これまで、カスタム シリコンは、非カスタム シリコンに比べて段階的な改善を提供してきました。確かにメリットはありますが、IntelやQualcommのモバイル プロセッサは、タスクに完全に最適化されていなくても、名目上はApple AxやGoogle Tensorチップと同じ作業を実行できます。多くのロボット工学およびエッジAIアプリケーションでは、電力、スペース、価格の観点から、標準のCPU/GPU処理セットアップを実装することは現実的ではありません。別の方法としては、特定用途向け集積回路 (ASIC) を使用する方法があります。

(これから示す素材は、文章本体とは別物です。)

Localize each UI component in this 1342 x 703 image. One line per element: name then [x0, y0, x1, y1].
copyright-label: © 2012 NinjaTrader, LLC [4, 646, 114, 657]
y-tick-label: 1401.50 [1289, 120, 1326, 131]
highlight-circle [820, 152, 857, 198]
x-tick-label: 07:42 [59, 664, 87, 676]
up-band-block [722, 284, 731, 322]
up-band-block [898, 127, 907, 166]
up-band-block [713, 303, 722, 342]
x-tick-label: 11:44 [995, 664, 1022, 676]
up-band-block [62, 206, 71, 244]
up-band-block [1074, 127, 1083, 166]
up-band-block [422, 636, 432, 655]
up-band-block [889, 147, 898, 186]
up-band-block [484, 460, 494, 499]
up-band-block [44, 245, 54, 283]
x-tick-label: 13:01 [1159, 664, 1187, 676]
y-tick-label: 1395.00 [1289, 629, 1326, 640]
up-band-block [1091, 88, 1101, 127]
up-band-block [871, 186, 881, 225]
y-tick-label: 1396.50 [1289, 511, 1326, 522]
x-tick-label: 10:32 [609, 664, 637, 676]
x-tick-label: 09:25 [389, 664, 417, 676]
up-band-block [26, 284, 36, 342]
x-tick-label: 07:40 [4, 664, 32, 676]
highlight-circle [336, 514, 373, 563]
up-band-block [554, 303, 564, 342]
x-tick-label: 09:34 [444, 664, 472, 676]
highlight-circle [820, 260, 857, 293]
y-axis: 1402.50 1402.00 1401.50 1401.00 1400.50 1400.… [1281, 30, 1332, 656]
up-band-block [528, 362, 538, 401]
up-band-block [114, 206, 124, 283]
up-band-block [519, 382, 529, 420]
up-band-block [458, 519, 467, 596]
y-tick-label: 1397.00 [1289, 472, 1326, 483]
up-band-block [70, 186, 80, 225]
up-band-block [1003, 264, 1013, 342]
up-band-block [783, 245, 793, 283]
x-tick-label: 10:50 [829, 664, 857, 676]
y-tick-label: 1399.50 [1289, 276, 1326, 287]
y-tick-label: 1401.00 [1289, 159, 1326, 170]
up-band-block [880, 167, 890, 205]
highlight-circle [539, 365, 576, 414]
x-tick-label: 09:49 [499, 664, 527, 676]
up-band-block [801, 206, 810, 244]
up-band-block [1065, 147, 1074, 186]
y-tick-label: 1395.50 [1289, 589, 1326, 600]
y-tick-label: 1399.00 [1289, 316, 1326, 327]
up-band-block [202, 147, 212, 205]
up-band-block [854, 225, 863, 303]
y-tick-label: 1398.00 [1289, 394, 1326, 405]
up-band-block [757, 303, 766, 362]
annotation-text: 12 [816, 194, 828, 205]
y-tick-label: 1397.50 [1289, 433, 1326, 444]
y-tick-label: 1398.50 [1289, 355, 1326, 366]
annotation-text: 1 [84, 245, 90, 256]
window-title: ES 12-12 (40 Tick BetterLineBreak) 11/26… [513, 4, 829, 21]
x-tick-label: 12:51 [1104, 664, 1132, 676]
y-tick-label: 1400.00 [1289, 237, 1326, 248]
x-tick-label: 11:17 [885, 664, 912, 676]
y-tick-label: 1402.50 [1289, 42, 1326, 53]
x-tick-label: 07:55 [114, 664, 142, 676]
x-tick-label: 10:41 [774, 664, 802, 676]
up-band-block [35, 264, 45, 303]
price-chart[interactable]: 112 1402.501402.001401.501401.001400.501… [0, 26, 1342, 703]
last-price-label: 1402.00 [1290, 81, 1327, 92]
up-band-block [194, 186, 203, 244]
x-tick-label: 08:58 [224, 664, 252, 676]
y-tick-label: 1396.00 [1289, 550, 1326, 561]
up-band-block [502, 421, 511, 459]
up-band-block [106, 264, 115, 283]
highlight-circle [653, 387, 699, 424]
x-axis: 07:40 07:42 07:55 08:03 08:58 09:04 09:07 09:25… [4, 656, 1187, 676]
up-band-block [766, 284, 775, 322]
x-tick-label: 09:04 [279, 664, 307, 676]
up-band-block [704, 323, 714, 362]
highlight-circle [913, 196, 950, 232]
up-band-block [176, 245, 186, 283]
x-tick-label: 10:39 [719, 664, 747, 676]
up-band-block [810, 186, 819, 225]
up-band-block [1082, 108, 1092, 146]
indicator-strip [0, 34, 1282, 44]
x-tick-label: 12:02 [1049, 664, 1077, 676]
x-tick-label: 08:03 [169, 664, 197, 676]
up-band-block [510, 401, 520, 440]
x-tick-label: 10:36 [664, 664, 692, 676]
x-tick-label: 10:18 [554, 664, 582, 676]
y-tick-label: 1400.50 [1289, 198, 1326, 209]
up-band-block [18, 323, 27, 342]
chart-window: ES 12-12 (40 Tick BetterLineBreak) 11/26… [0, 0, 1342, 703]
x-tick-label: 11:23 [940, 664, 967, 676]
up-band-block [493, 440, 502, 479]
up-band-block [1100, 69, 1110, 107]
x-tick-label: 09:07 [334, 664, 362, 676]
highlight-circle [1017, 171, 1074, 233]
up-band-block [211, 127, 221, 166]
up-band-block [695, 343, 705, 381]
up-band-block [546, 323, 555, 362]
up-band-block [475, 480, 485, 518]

名前が示すように、これらのチップは画像処理や推論などの特定の目的のために設計されています。これと対照的なのが、Google TensorのようなカスタムSoCです。Google Tensorは特定の種類のハードウェアや処理タスクで動作するように設計されているものの、多くの個別のアプリケーションに適しています。超集中型ASICパラダイムは、処理範囲が制限されるという犠牲を払って、さらに優れたパフォーマンスと電力効率の向上を実現できることを意味します。
したがって、ASICチップは、より汎用的なプロセッサよりも低い金銭的コストと電力コストで、特定のジョブを実行できるはずです。ASICチップは、機械学習やその他の高価な(金銭的、電力的、および/または物理的なスペースの観点から)機能を、他の方法では実用的ではない状況で実現します。ASICチップは常に適切なソリューションとは限りませんが、検討する価値はあります。
カスタムシリコン:今後も継続
コンピューティングの長期的な将来を予測するのは一般的には無謀な試みですが、カスタム シリコンへの傾向は今後10年間にわたって続くと思われます。パフォーマンスの向上と電力効率の組み合わせは大きなメリットであり、エンドユーザーとしてこのアプローチを採用する企業 (Apple、Googleなど) が増えるとともに、設計スペースも拡大し (カスタム チップを専門とする eInfochips など)、新しいシリコンのニーズを満たすようになると考えられます。
これらのチップを物理的に製造する製造業者は適応し続ける必要があり、1つのチップに統合される機能が増えるにつれて、ボードはよりシンプルになり、より安価になり、より堅牢になるはずです。